A BHS Building Committee is on the table for approval by the School Committee, which will take place at its next meeting.

More than just the HVAC

Director of Operations for Burlington Public Schools, Robert Cunha, finally was able to disclose cost estimates as part of the information he received from the feasibility study up until this point.

During the School Committee meeting, Cunha acknowledged the numbers are going to be “much larger than what we anticipated,” adding, “these are estimates that were given to us and we need to continue to go through them with a fine-tooth comb.”

The figures Cunha referenced came from “estimators” who go out and find projects similar to the BHS one in question, looking at gas and construction material costs, which are all going up by the day.

“Take these numbers with a grain of salt, but there is some merit to them,” admitted Cunha.
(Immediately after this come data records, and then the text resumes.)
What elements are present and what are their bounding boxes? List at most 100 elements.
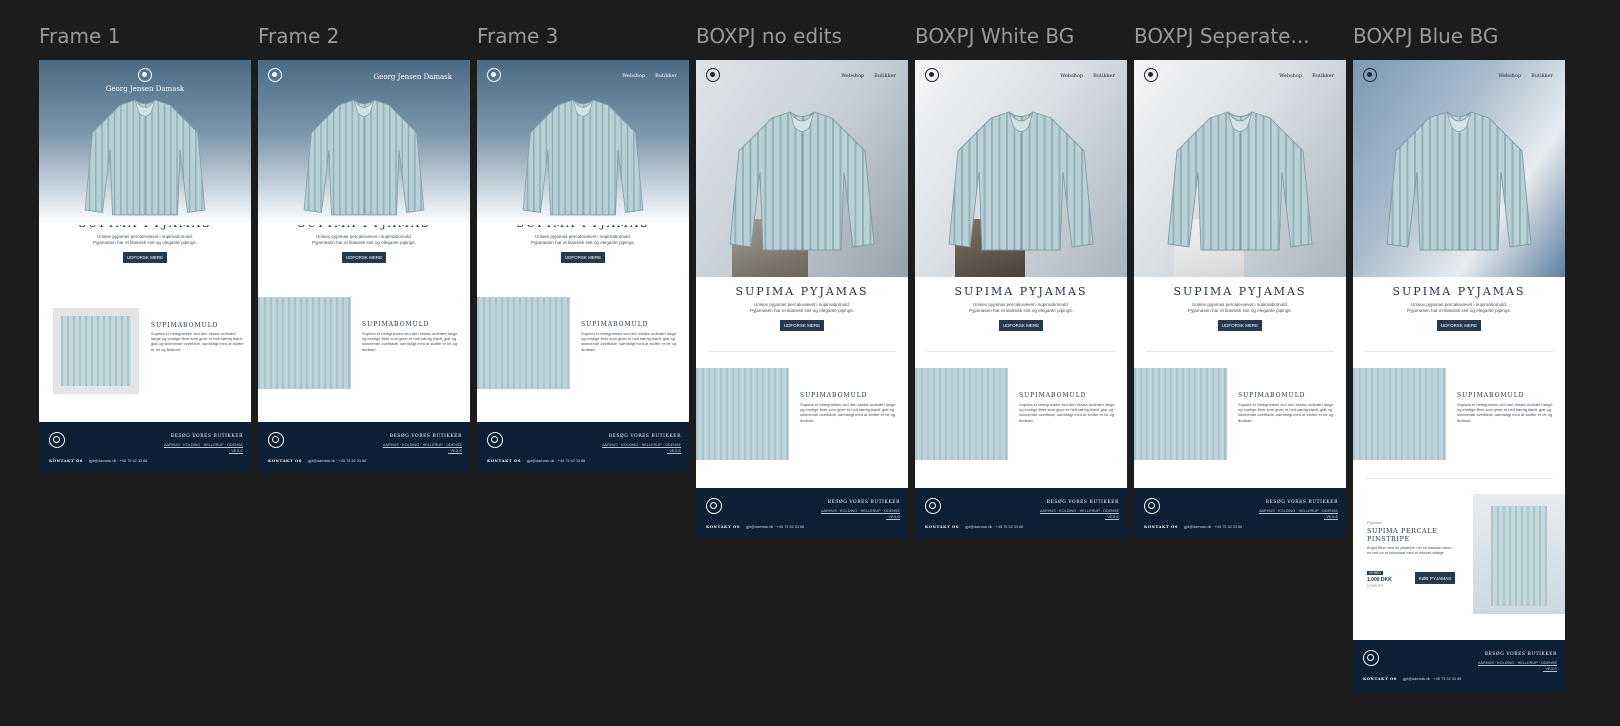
hero-description: Unisex pyjamas percalevævet i supimabomu… <box>531 234 635 245</box>
hanging-pyjama-image <box>727 86 877 276</box>
nav-stores[interactable]: Butikker <box>1312 73 1334 79</box>
pyjama-shirt-image <box>80 95 210 220</box>
section-title: SUPIMABOMULD <box>1019 392 1087 399</box>
top-nav: Webshop Butikker <box>1488 73 1553 79</box>
product-price: 1.000 DKK <box>1367 577 1392 583</box>
product-badge: NYHED <box>1367 571 1383 575</box>
hero-photo: Webshop Butikker <box>1134 60 1346 277</box>
contact-line: KONTAKT OS gjd@damask.dk · +45 75 52 33 8… <box>1144 524 1243 529</box>
explore-button[interactable]: UDFORSK MERE <box>780 320 824 331</box>
hero-description: Unisex pyjamas percalevævet i supimabomu… <box>1407 302 1511 313</box>
store-links[interactable]: AARHUS · KOLDING · HELLERUP · ODENSE · V… <box>1477 660 1557 672</box>
nav-webshop[interactable]: Webshop <box>1060 73 1083 79</box>
nav-stores[interactable]: Butikker <box>655 73 677 79</box>
fabric-image <box>915 368 1008 460</box>
explore-button[interactable]: UDFORSK MERE <box>1437 320 1481 331</box>
hanging-pyjama-image <box>1384 86 1534 276</box>
section-description: Supima er betegnelsen ved den ekstra-ord… <box>1019 402 1115 423</box>
explore-button[interactable]: UDFORSK MERE <box>342 252 386 263</box>
contact-line: KONTAKT OS gjd@damask.dk · +45 75 52 33 8… <box>1363 676 1462 681</box>
hero-description: Unisex pyjamas percalevævet i supimabomu… <box>312 234 416 245</box>
explore-button[interactable]: UDFORSK MERE <box>999 320 1043 331</box>
footer-logo-icon <box>925 498 941 514</box>
contact-line: KONTAKT OS gjd@damask.dk · +45 75 52 33 8… <box>706 524 805 529</box>
brand-logo-icon <box>1363 68 1377 82</box>
hero-photo: Webshop Butikker <box>1353 60 1565 277</box>
frame-label-3[interactable]: Frame 3 <box>477 24 558 48</box>
explore-button[interactable]: UDFORSK MERE <box>123 252 167 263</box>
nav-webshop[interactable]: Webshop <box>841 73 864 79</box>
visit-stores-heading: BESØG VORES BUTIKKER <box>389 434 462 439</box>
email-footer: BESØG VORES BUTIKKER AARHUS · KOLDING · … <box>258 422 470 472</box>
visit-stores-heading: BESØG VORES BUTIKKER <box>827 500 900 505</box>
contact-line: KONTAKT OS gjd@damask.dk · +45 75 52 33 8… <box>925 524 1024 529</box>
section-description: Supima er betegnelsen ved den ekstra-ord… <box>362 331 458 352</box>
hero-banner: Georg Jensen Damask <box>39 60 251 225</box>
nav-stores[interactable]: Butikker <box>874 73 896 79</box>
section-title: SUPIMABOMULD <box>1457 392 1525 399</box>
visit-stores-heading: BESØG VORES BUTIKKER <box>170 434 243 439</box>
contact-line: KONTAKT OS gjd@damask.dk · +45 75 52 33 8… <box>487 458 586 463</box>
frame-label-6[interactable]: BOXPJ Seperate... <box>1134 24 1334 48</box>
frame-1[interactable]: Georg Jensen Damask SUPIMA PYJAMAS Unise… <box>39 60 251 472</box>
frame-3[interactable]: WebshopButikker SUPIMA PYJAMAS Unisex py… <box>477 60 689 472</box>
nav-webshop[interactable]: Webshop <box>1279 73 1302 79</box>
brand-logo-icon <box>925 68 939 82</box>
product-description: Bright Blue med en pinstripe i fin en kl… <box>1367 546 1453 555</box>
hero-description: Unisex pyjamas percalevævet i supimabomu… <box>93 234 197 245</box>
hanging-pyjama-image <box>1165 86 1315 276</box>
supima-section: SUPIMABOMULD Supima er betegnelsen ved d… <box>258 277 470 389</box>
section-description: Supima er betegnelsen ved den ekstra-ord… <box>800 402 896 423</box>
frame-label-2[interactable]: Frame 2 <box>258 24 339 48</box>
fabric-image <box>53 308 139 394</box>
frame-label-7[interactable]: BOXPJ Blue BG <box>1353 24 1498 48</box>
store-links[interactable]: AARHUS · KOLDING · HELLERUP · ODENSE · V… <box>601 442 681 454</box>
top-nav: Webshop Butikker <box>831 73 896 79</box>
store-links[interactable]: AARHUS · KOLDING · HELLERUP · ODENSE · V… <box>1258 508 1338 520</box>
nav-webshop[interactable]: Webshop <box>622 73 645 79</box>
section-description: Supima er betegnelsen ved den ekstra-ord… <box>1238 402 1334 423</box>
frame-boxpj-blue-bg[interactable]: Webshop Butikker SUPIMA PYJAMAS Unisex py… <box>1353 60 1565 692</box>
hero-banner: Georg Jensen Damask <box>258 60 470 225</box>
explore-button[interactable]: UDFORSK MERE <box>561 252 605 263</box>
email-footer: BESØG VORES BUTIKKER AARHUS · KOLDING · … <box>39 422 251 472</box>
top-nav: Webshop Butikker <box>1050 73 1115 79</box>
visit-stores-heading: BESØG VORES BUTIKKER <box>1046 500 1119 505</box>
nav-stores[interactable]: Butikker <box>1531 73 1553 79</box>
fabric-image <box>258 297 351 389</box>
frame-label-4[interactable]: BOXPJ no edits <box>696 24 842 48</box>
frame-2[interactable]: Georg Jensen Damask SUPIMA PYJAMAS Unise… <box>258 60 470 472</box>
frame-label-5[interactable]: BOXPJ White BG <box>915 24 1074 48</box>
supima-section: SUPIMABOMULD Supima er betegnelsen ved d… <box>1134 348 1346 460</box>
hero-title: SUPIMA PYJAMAS <box>954 285 1088 298</box>
frame-boxpj-no-edits[interactable]: Webshop Butikker SUPIMA PYJAMAS Unisex py… <box>696 60 908 538</box>
section-title: SUPIMABOMULD <box>151 322 219 329</box>
store-links[interactable]: AARHUS · KOLDING · HELLERUP · ODENSE · V… <box>382 442 462 454</box>
top-nav: Webshop Butikker <box>612 73 677 79</box>
email-footer: BESØG VORES BUTIKKER AARHUS · KOLDING · … <box>1134 488 1346 538</box>
store-links[interactable]: AARHUS · KOLDING · HELLERUP · ODENSE · V… <box>163 442 243 454</box>
nav-webshop[interactable]: Webshop <box>1498 73 1521 79</box>
store-links[interactable]: AARHUS · KOLDING · HELLERUP · ODENSE · V… <box>1039 508 1119 520</box>
product-note: 5 FARVER <box>1367 584 1384 588</box>
frame-boxpj-white-bg[interactable]: Webshop Butikker SUPIMA PYJAMAS Unisex py… <box>915 60 1127 538</box>
product-card: Pyjamas SUPIMA PERCALE PINSTRIPE Bright … <box>1353 478 1565 633</box>
section-title: SUPIMABOMULD <box>1238 392 1306 399</box>
frame-boxpj-seperate[interactable]: Webshop Butikker SUPIMA PYJAMAS Unisex py… <box>1134 60 1346 538</box>
top-nav: Webshop Butikker <box>1269 73 1334 79</box>
hero-description: Unisex pyjamas percalevævet i supimabomu… <box>750 302 854 313</box>
divider <box>1365 478 1553 479</box>
buy-pyjamas-button[interactable]: KØB PYJAMAS <box>1415 572 1455 584</box>
nav-stores[interactable]: Butikker <box>1093 73 1115 79</box>
hero-title: SUPIMA PYJAMAS <box>1392 285 1526 298</box>
section-title: SUPIMABOMULD <box>800 392 868 399</box>
product-image[interactable] <box>1473 494 1565 614</box>
visit-stores-heading: BESØG VORES BUTIKKER <box>1265 500 1338 505</box>
hero-title: SUPIMA PYJAMAS <box>1173 285 1307 298</box>
frame-label-1[interactable]: Frame 1 <box>39 24 120 48</box>
product-name: SUPIMA PERCALE PINSTRIPE <box>1367 527 1438 543</box>
footer-logo-icon <box>268 432 284 448</box>
footer-logo-icon <box>1363 650 1379 666</box>
store-links[interactable]: AARHUS · KOLDING · HELLERUP · ODENSE · V… <box>820 508 900 520</box>
explore-button[interactable]: UDFORSK MERE <box>1218 320 1262 331</box>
The estimators declared the HVAC system renewal at BHS is coming in “close to $30 million” and there are options to make that cost higher or lower. This includes duct work, boiler systems, plumbing, and pumps. It was noted that five years ago, the cost was $16 million, so cost inflation is evident.

The worst part of the new pertained to the amount of triggers that were hit as the feasibility study moved along, resulting in the project totaling anywhere from $65 million to $80 million. The triggers included needed upgrades to the school’s sprinklers ($4 million), plumbing ($4.5 million) and three elevators ($2.5 million).

“When you look at a building that is over 50 years old, comparing safety codes for buildings from how they were then to now, that 30/30 rule for triggers plays a major factor,” reminded Cunha.

A new high school is likely to cost at least $300 million, but that is an unlikely option for Burlington, mainly because there isn’t space to build a new high school, in addition to the exorbitant costs.

The School Committee is frustrated with the empty journey experience courtesy of this much-needed project that continues to get neglected at the state level. School Supt. Dr. Eric Conti avowed he and Cunha will try to approach this as an “accelerated project” rather than a “full renovation” when submitting the statement of interest to the MSBA for a tenth time this year.

“We will go over the triggers and talk with the MSBA again,” confirmed Dr. Conti.

School Committee member Martha Simon reiterated the majority of the costs are meant to update BHS and bring it to code, specifically in compliance with ADA standards.

“It is important that the town brings this building into the 21st century and make accessible for all students and residents,” avowed Simon.

The full feasibility study report will be presented to the School Committee in the coming weeks.